GABRIEL GARCÍA MÁRQUEZ


Escritor colombiano (6/3/1928-). Prêmio Nobel de Literatura de 1982, é o principal representante do realismo fantástico na literatura latino-americana. Nasce em Arataca e estuda em Bogotá. Trabalha como jornalista na Europa antes de estrear na literatura, em 1955, com o romance La Hojarasca, ambientado na cidade imaginária de Macondo. No mesmo lugar, desenvolve-se a trama de A Má Hora (1962) e Cem Anos de Solidão (1967), um retrato das convulsões sociais na América Latina.

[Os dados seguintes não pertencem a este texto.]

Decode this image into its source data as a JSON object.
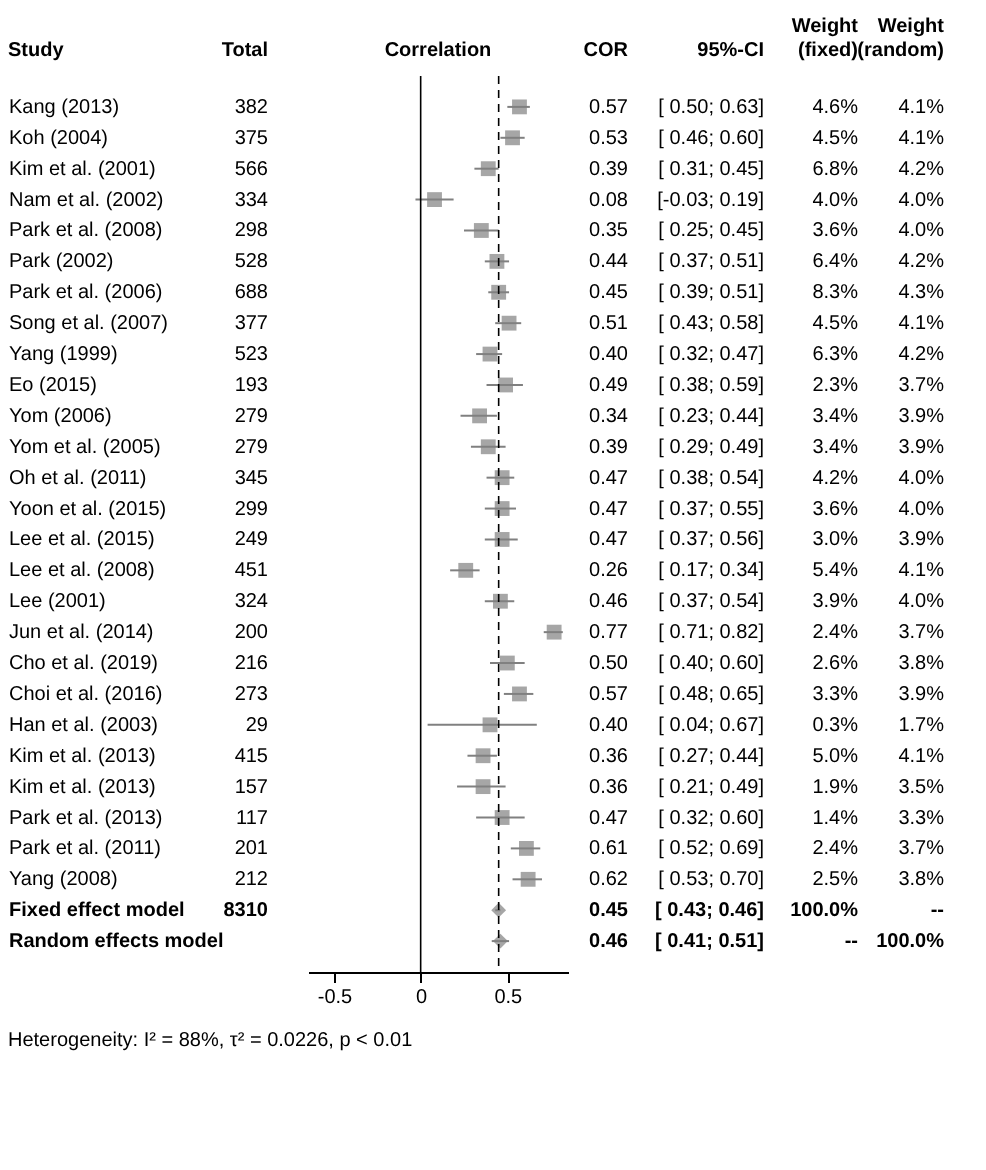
{
  "chart_data": {
    "type": "scatter",
    "orientation": "horizontal",
    "xlabel": "Correlation",
    "ylabel": "Study",
    "categories": [
      "Kang (2013)",
      "Koh (2004)",
      "Kim et al. (2001)",
      "Nam et al. (2002)",
      "Park et al. (2008)",
      "Park (2002)",
      "Park et al. (2006)",
      "Song et al. (2007)",
      "Yang (1999)",
      "Eo (2015)",
      "Yom (2006)",
      "Yom et al. (2005)",
      "Oh et al. (2011)",
      "Yoon et al. (2015)",
      "Lee et al. (2015)",
      "Lee et al. (2008)",
      "Lee (2001)",
      "Jun et al. (2014)",
      "Cho et al. (2019)",
      "Choi et al. (2016)",
      "Han et al. (2003)",
      "Kim et al. (2013)",
      "Kim et al. (2013)",
      "Park et al. (2013)",
      "Park et al. (2011)",
      "Yang (2008)",
      "Fixed effect model",
      "Random effects model"
    ],
    "series": [
      {
        "type": "scatter",
        "marker": "square",
        "color": "#808080",
        "values": [
          0.57,
          0.53,
          0.39,
          0.08,
          0.35,
          0.44,
          0.45,
          0.51,
          0.4,
          0.49,
          0.34,
          0.39,
          0.47,
          0.47,
          0.47,
          0.26,
          0.46,
          0.77,
          0.5,
          0.57,
          0.4,
          0.36,
          0.36,
          0.47,
          0.61,
          0.62,
          null,
          null
        ],
        "errors": [
          [
            0.5,
            0.63
          ],
          [
            0.46,
            0.6
          ],
          [
            0.31,
            0.45
          ],
          [
            -0.03,
            0.19
          ],
          [
            0.25,
            0.45
          ],
          [
            0.37,
            0.51
          ],
          [
            0.39,
            0.51
          ],
          [
            0.43,
            0.58
          ],
          [
            0.32,
            0.47
          ],
          [
            0.38,
            0.59
          ],
          [
            0.23,
            0.44
          ],
          [
            0.29,
            0.49
          ],
          [
            0.38,
            0.54
          ],
          [
            0.37,
            0.55
          ],
          [
            0.37,
            0.56
          ],
          [
            0.17,
            0.34
          ],
          [
            0.37,
            0.54
          ],
          [
            0.71,
            0.82
          ],
          [
            0.4,
            0.6
          ],
          [
            0.48,
            0.65
          ],
          [
            0.04,
            0.67
          ],
          [
            0.27,
            0.44
          ],
          [
            0.21,
            0.49
          ],
          [
            0.32,
            0.6
          ],
          [
            0.52,
            0.69
          ],
          [
            0.53,
            0.7
          ],
          null,
          null
        ],
        "value_labels": [
          "0.57 [ 0.50; 0.63]",
          "0.53 [ 0.46; 0.60]",
          "0.39 [ 0.31; 0.45]",
          "0.08 [-0.03; 0.19]",
          "0.35 [ 0.25; 0.45]",
          "0.44 [ 0.37; 0.51]",
          "0.45 [ 0.39; 0.51]",
          "0.51 [ 0.43; 0.58]",
          "0.40 [ 0.32; 0.47]",
          "0.49 [ 0.38; 0.59]",
          "0.34 [ 0.23; 0.44]",
          "0.39 [ 0.29; 0.49]",
          "0.47 [ 0.38; 0.54]",
          "0.47 [ 0.37; 0.55]",
          "0.47 [ 0.37; 0.56]",
          "0.26 [ 0.17; 0.34]",
          "0.46 [ 0.37; 0.54]",
          "0.77 [ 0.71; 0.82]",
          "0.50 [ 0.40; 0.60]",
          "0.57 [ 0.48; 0.65]",
          "0.40 [ 0.04; 0.67]",
          "0.36 [ 0.27; 0.44]",
          "0.36 [ 0.21; 0.49]",
          "0.47 [ 0.32; 0.60]",
          "0.61 [ 0.52; 0.69]",
          "0.62 [ 0.53; 0.70]",
          null,
          null
        ]
      },
      {
        "type": "scatter",
        "marker": "diamond",
        "color": "#808080",
        "values": [
          null,
          null,
          null,
          null,
          null,
          null,
          null,
          null,
          null,
          null,
          null,
          null,
          null,
          null,
          null,
          null,
          null,
          null,
          null,
          null,
          null,
          null,
          null,
          null,
          null,
          null,
          0.45,
          0.46
        ],
        "errors": [
          null,
          null,
          null,
          null,
          null,
          null,
          null,
          null,
          null,
          null,
          null,
          null,
          null,
          null,
          null,
          null,
          null,
          null,
          null,
          null,
          null,
          null,
          null,
          null,
          null,
          null,
          [
            0.43,
            0.46
          ],
          [
            0.41,
            0.51
          ]
        ],
        "value_labels": [
          null,
          null,
          null,
          null,
          null,
          null,
          null,
          null,
          null,
          null,
          null,
          null,
          null,
          null,
          null,
          null,
          null,
          null,
          null,
          null,
          null,
          null,
          null,
          null,
          null,
          null,
          "0.45 [ 0.43; 0.46]",
          "0.46 [ 0.41; 0.51]"
        ]
      }
    ],
    "xlim": [
      -0.65,
      0.85
    ],
    "xticks": [
      -0.5,
      0,
      0.5
    ],
    "ref_lines": [
      {
        "axis": "x",
        "value": 0,
        "line_style": "solid",
        "color": "#000000"
      },
      {
        "axis": "x",
        "value": 0.45,
        "line_style": "dashed",
        "color": "#000000"
      }
    ],
    "annotations": [
      "Total",
      "COR",
      "95%-CI",
      "Weight (fixed)",
      "Weight (random)",
      "382",
      "375",
      "566",
      "334",
      "298",
      "528",
      "688",
      "377",
      "523",
      "193",
      "279",
      "279",
      "345",
      "299",
      "249",
      "451",
      "324",
      "200",
      "216",
      "273",
      "29",
      "415",
      "157",
      "117",
      "201",
      "212",
      "8310",
      "4.6%",
      "4.5%",
      "6.8%",
      "4.0%",
      "3.6%",
      "6.4%",
      "8.3%",
      "4.5%",
      "6.3%",
      "2.3%",
      "3.4%",
      "3.4%",
      "4.2%",
      "3.6%",
      "3.0%",
      "5.4%",
      "3.9%",
      "2.4%",
      "2.6%",
      "3.3%",
      "0.3%",
      "5.0%",
      "1.9%",
      "1.4%",
      "2.4%",
      "2.5%",
      "100.0%",
      "--",
      "4.1%",
      "4.1%",
      "4.2%",
      "4.0%",
      "4.0%",
      "4.2%",
      "4.3%",
      "4.1%",
      "4.2%",
      "3.7%",
      "3.9%",
      "3.9%",
      "4.0%",
      "4.0%",
      "3.9%",
      "4.1%",
      "4.0%",
      "3.7%",
      "3.8%",
      "3.9%",
      "1.7%",
      "4.1%",
      "3.5%",
      "3.3%",
      "3.7%",
      "3.8%",
      "--",
      "100.0%",
      "Heterogeneity: I² = 88%, τ² = 0.0226, p < 0.01"
    ],
    "grid": false
  }
}
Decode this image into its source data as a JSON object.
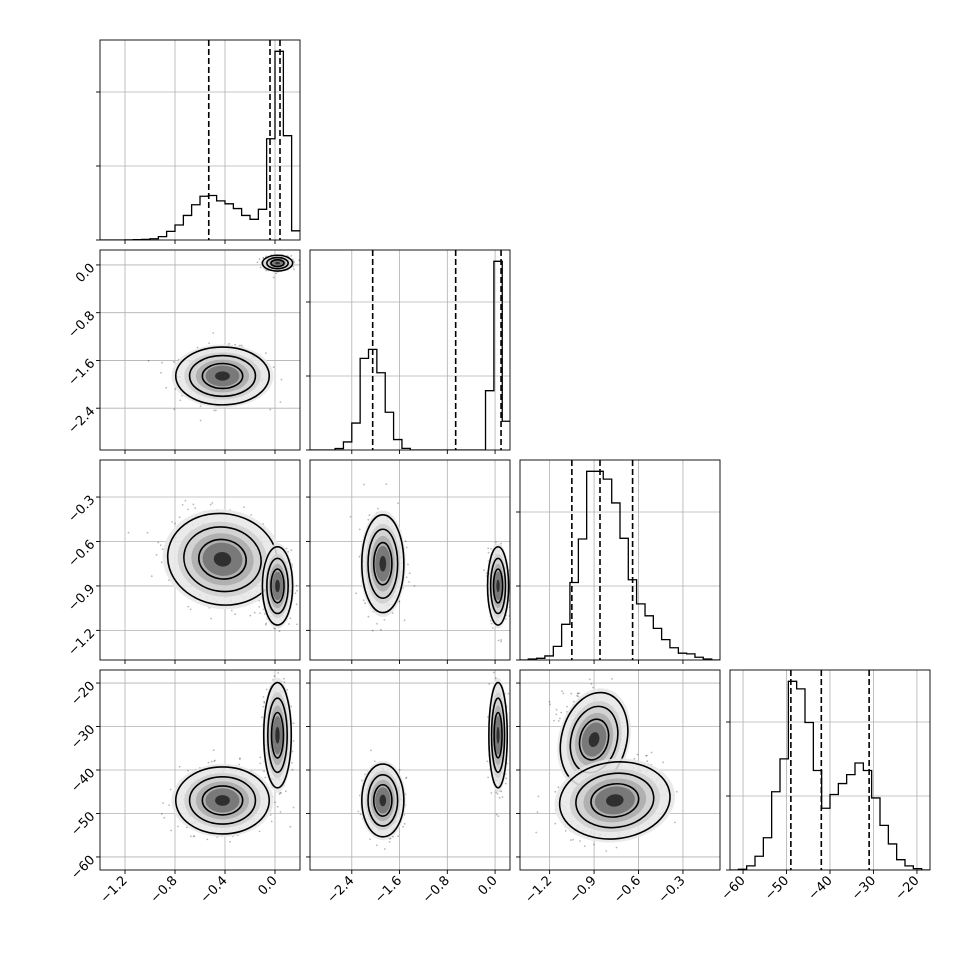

Entre seus romances e contos estão Diário de um Náufrago (1971), A Incrível e Triste História de Cândida Erêndida e Sua Avó Desalmada (1972), Crônica de uma Morte Anunciada (1981) e O Amor nos Tempos do Cólera (1985). Em 1996, lança Notícias de um Seqüestro, em que mostra o peso do narcotráfico na Colômbia. O livro conta a história do seqüestro do editor-chefe do jornal El Tiempo, comandado em 1990 pelo então todo-poderoso traficante Pablo Escobar. Mora atualmente no México e diz que só voltará a seu país quando os cartéis da droga deixarem de ser um poder paralelo ao governo. Em julho de 2000, viaja de Havana a Caracas com o presidente da Venezuela, Hugo Chávez. Durante a conversa-entrevista, publicada no jornal francês Le Monde, Márquez afirma não reconhecer em Chávez o déspota descrito pelos meios de comunicação. Em 2002, publica o primeiro volume de suas memórias, Viver para Contar, lançado no Brasil no ano seguinte. Em 2004 lança o romance Memórias de Minhas Putas Tristes.